Hopes were high 12 months ago that Hollie Doyle would follow up her third-place finish in Sports Personality of the Year in December 2020 with a serious tilt at becoming Britain’s first female champion jockey. With Tom Marquand, her partner, also expected to be in the running, the PR potential for the sport was immense.
As it turned out, Doyle’s challenge barely left the starting stalls. By the end of June, when Oisin Murphy and William Buick, the eventual winner and runner-up, had 46 and 51 wins respectively, Doyle was already well adrift on 32.
In the first three weeks of the 2022 campaign, however, Doyle has hit the ground running. She rode 15 winners in May 2021 but is already up to 18 so far this month, two behind Buick – who remains the odds-on favourite for the title – and three in front of Marquand. Ben Curtis also has 18 winners but former champion Silvestre de Sousa, a 20-1 shot for the championship, has just nine and some catching up to do.
It is also interesting that Doyle has been the busiest of the likely title contenders in the opening weeks of the campaign. Nikki’s Girl, the first of her seven mounts at Wolverhampton on Monday afternoon, was her 100th ride since the title race began on 30 April. Buick and Marquand had taken 91 and 84 rides, respectively, before Monday’s cards, while Curtis had just 68, and owed his current second place in the title race to a highly impressive strike rate of 26%.
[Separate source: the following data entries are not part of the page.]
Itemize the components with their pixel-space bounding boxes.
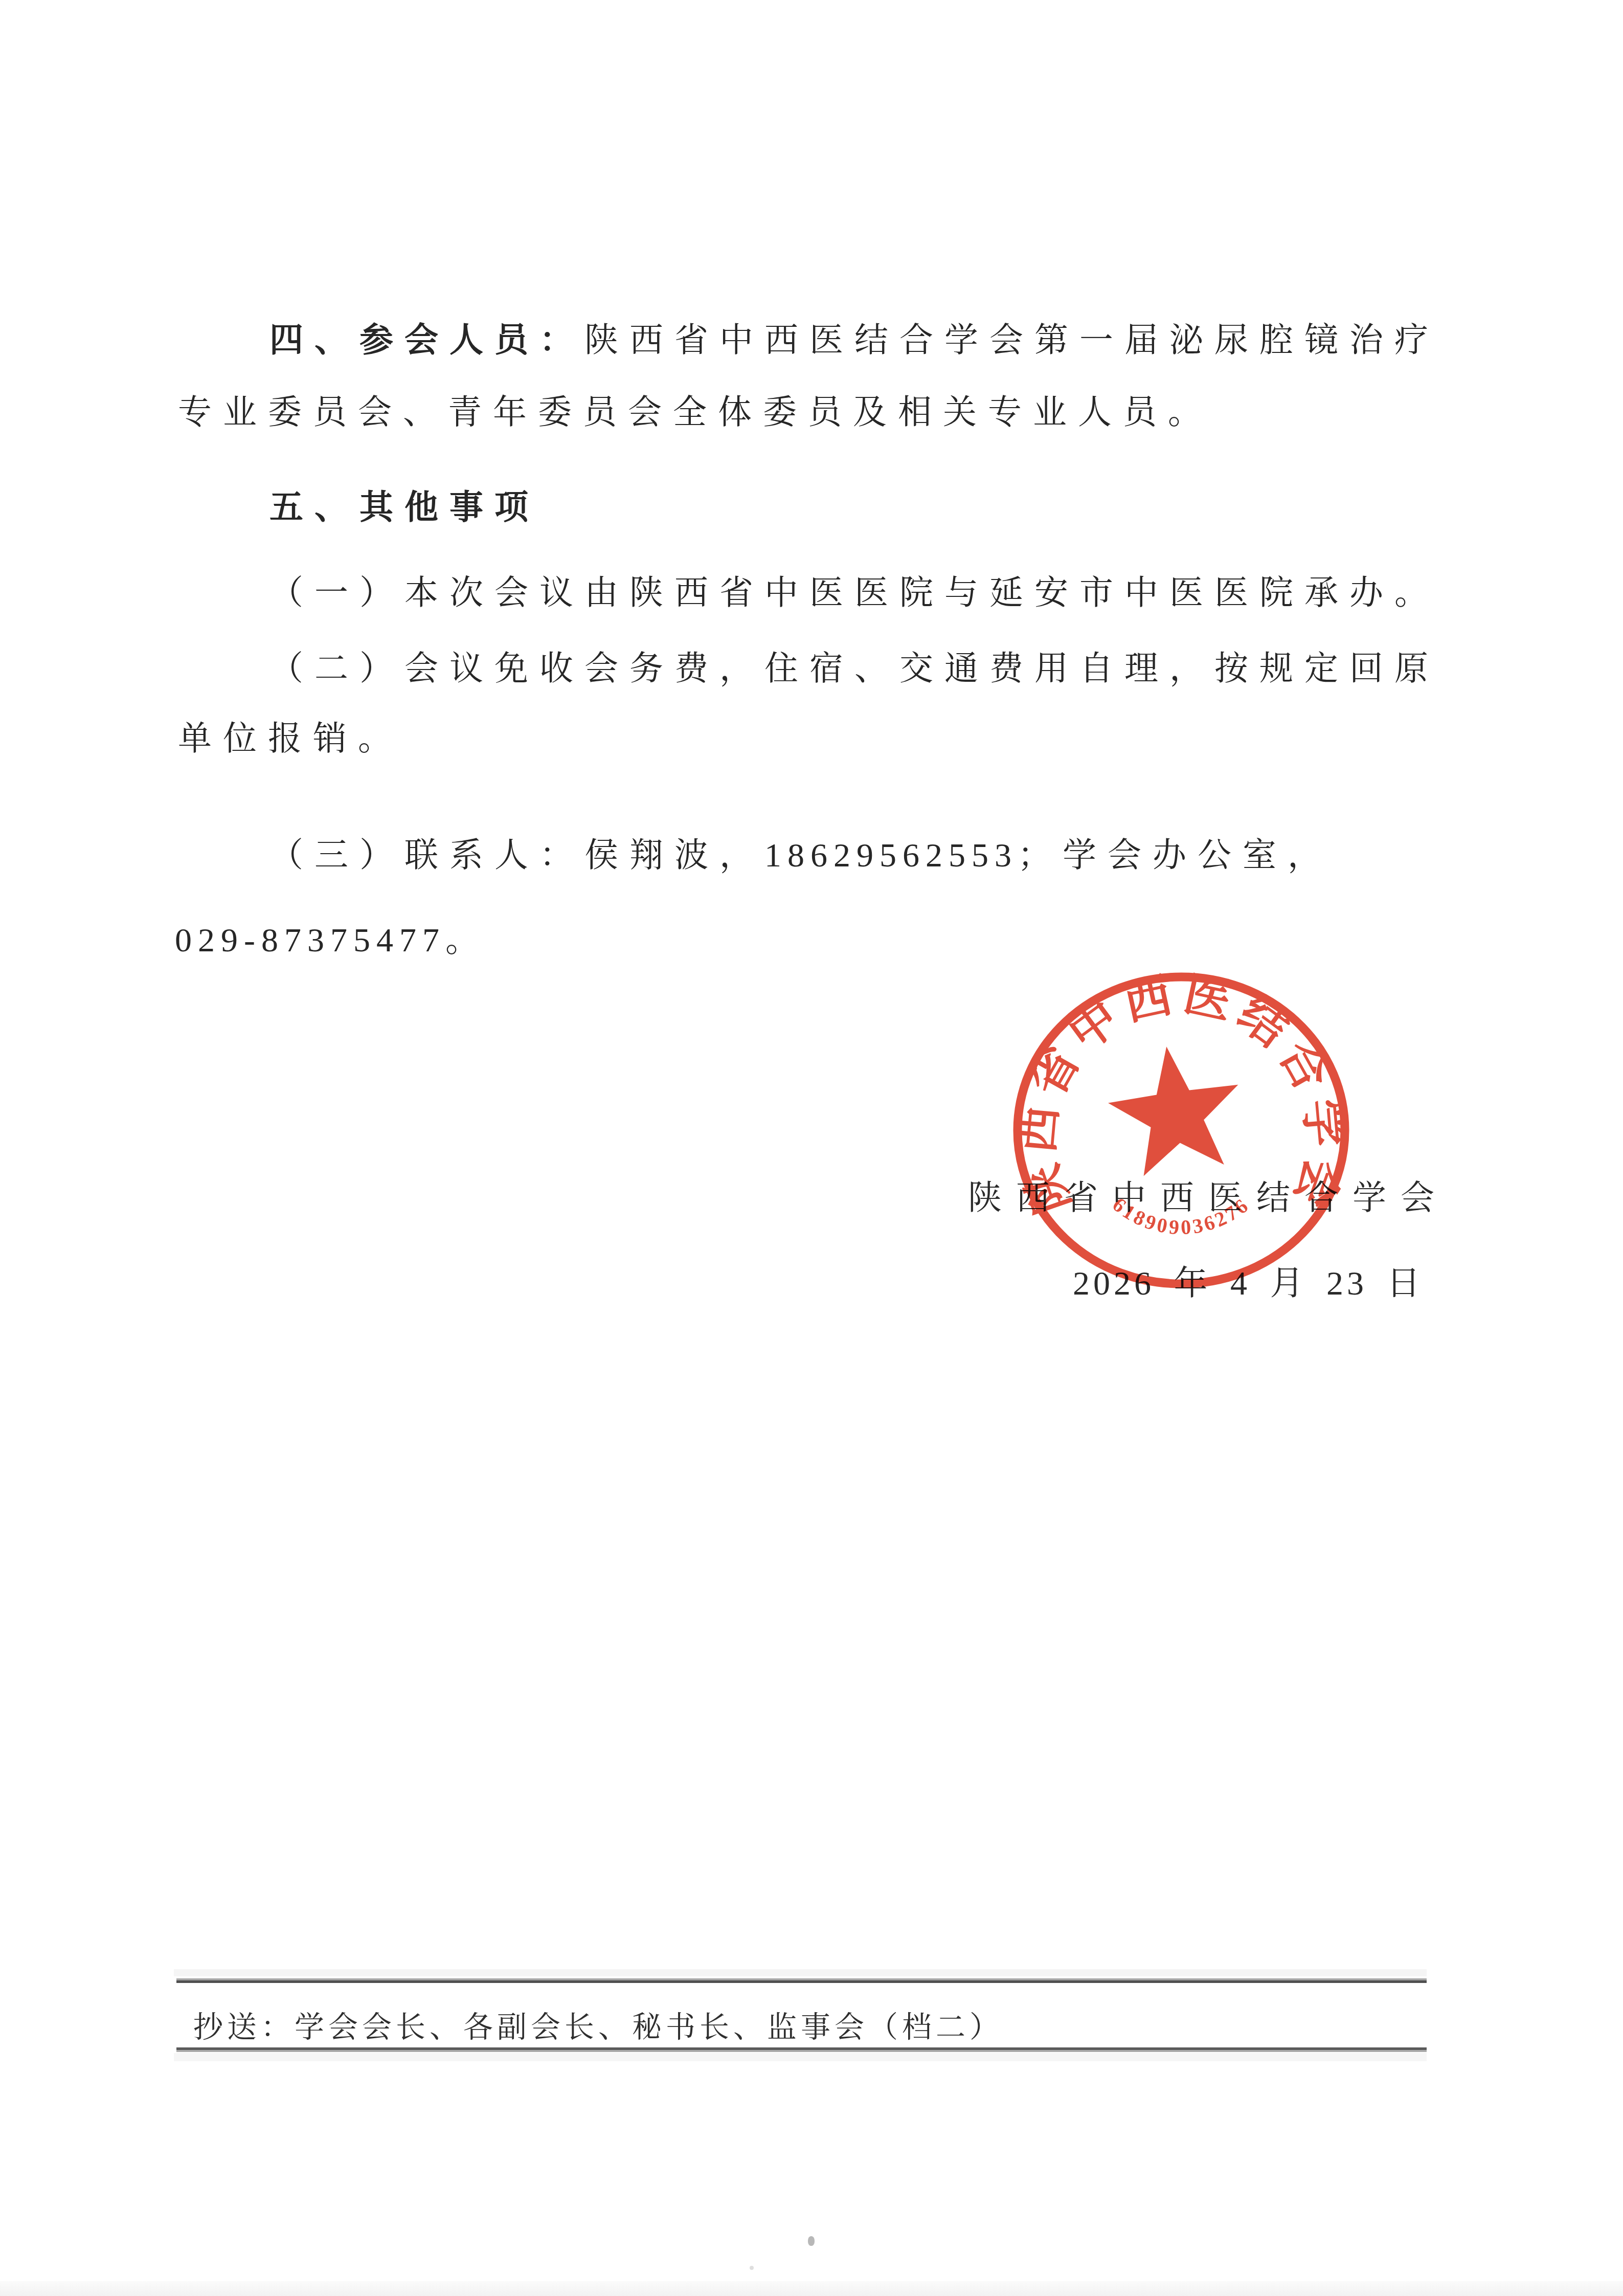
page-bottom-scan-edge [0,2281,1623,2296]
section-4-label: 四、参会人员： [269,322,584,359]
contact-suffix: ；学会办公室， [1018,837,1333,874]
contact-phone-mobile: 18629562553 [764,837,1018,874]
body-line-participants-2: 专业委员会、青年委员会全体委员及相关专业人员。 [178,385,1213,433]
section-5-heading: 五、其他事项 [269,480,539,528]
office-phone-period: 。 [445,922,490,959]
scan-speck [750,2266,754,2270]
scan-artifact-band [174,1969,1427,1976]
body-line-office-phone: 029-87375477。 [175,912,490,961]
scan-artifact-band [174,2053,1427,2061]
body-line-item3: （三）联系人：侯翔波，18629562553；学会办公室， [269,828,1333,876]
seal-serial-number: 618909036276 [1108,1193,1254,1239]
footer-rule-bottom [176,2047,1427,2052]
body-line-item1: （一）本次会议由陕西省中医医院与延安市中医医院承办。 [269,565,1439,614]
contact-prefix: （三）联系人：侯翔波， [269,837,764,874]
body-line-item2-2: 单位报销。 [178,711,403,760]
scan-speck [808,2236,815,2246]
footer-cc-line: 抄送：学会会长、各副会长、秘书长、监事会（档二） [193,2003,1003,2046]
star-icon [1101,1037,1249,1179]
footer-rule-top [176,1978,1427,1983]
body-line-participants-1: 四、参会人员：陕西省中西医结合学会第一届泌尿腔镜治疗 [269,313,1439,361]
official-seal: 陕西省中西医结合学会 618909036276 [982,941,1381,1320]
contact-phone-office: 029-87375477 [175,922,445,959]
document-page: 四、参会人员：陕西省中西医结合学会第一届泌尿腔镜治疗 专业委员会、青年委员会全体… [0,0,1623,2296]
body-line-item2-1: （二）会议免收会务费，住宿、交通费用自理，按规定回原 [269,641,1439,689]
section-4-text: 陕西省中西医结合学会第一届泌尿腔镜治疗 [584,322,1439,359]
It will be all but impossible for Curtis to maintain that level of success through the summer months and even at this early stage – and before suspensions or injuries start to intervene – this year’s title could be coming down to a three-way go between Buick, Doyle and Marquand.
Buick, of course, is an outstanding jockey and remains the strong favourite for the title. His strike-rate has scarcely wavered from around 22% over the last two seasons and Charlie Appleby, his main employer, could have his strongest team yet this year.
While none of Buick’s rivals can hope to match the depth of quality in his rides, though, Doyle can also look forward to some high-profile engagements, and potential landmarks, in the weeks ahead. Nashwa, an impressive winner at Newbury earlier this month, is 5-1 second-favourite to give Doyle a first Classic winner in the Oaks at Epsom next month. Her old ally Trueshan, meanwhile, who is due to run at Sandown this Thursday, could start favourite for the Gold Cup, the feature event at Royal Ascot.
Inside the racing bubble, it can sometimes grate just a little when the outside world suddenly wakes up to the fact that it is the only major spectator sport in which male and female athletes compete on equal terms. On that basis, Doyle, like Rachael Blackmore over the jumps, is a highly successful and talented rider who just happens to be female, and her gender should have little or no relevance to her achievements.
But everyone loves a “first”, and the simple fact is that a first English Classic success for a female jockey would attract attention and air-time in a way that little else could. So too would a sustained challenge for the jockeys’ championship, and this time around, it might just turn out to be the story of the summer.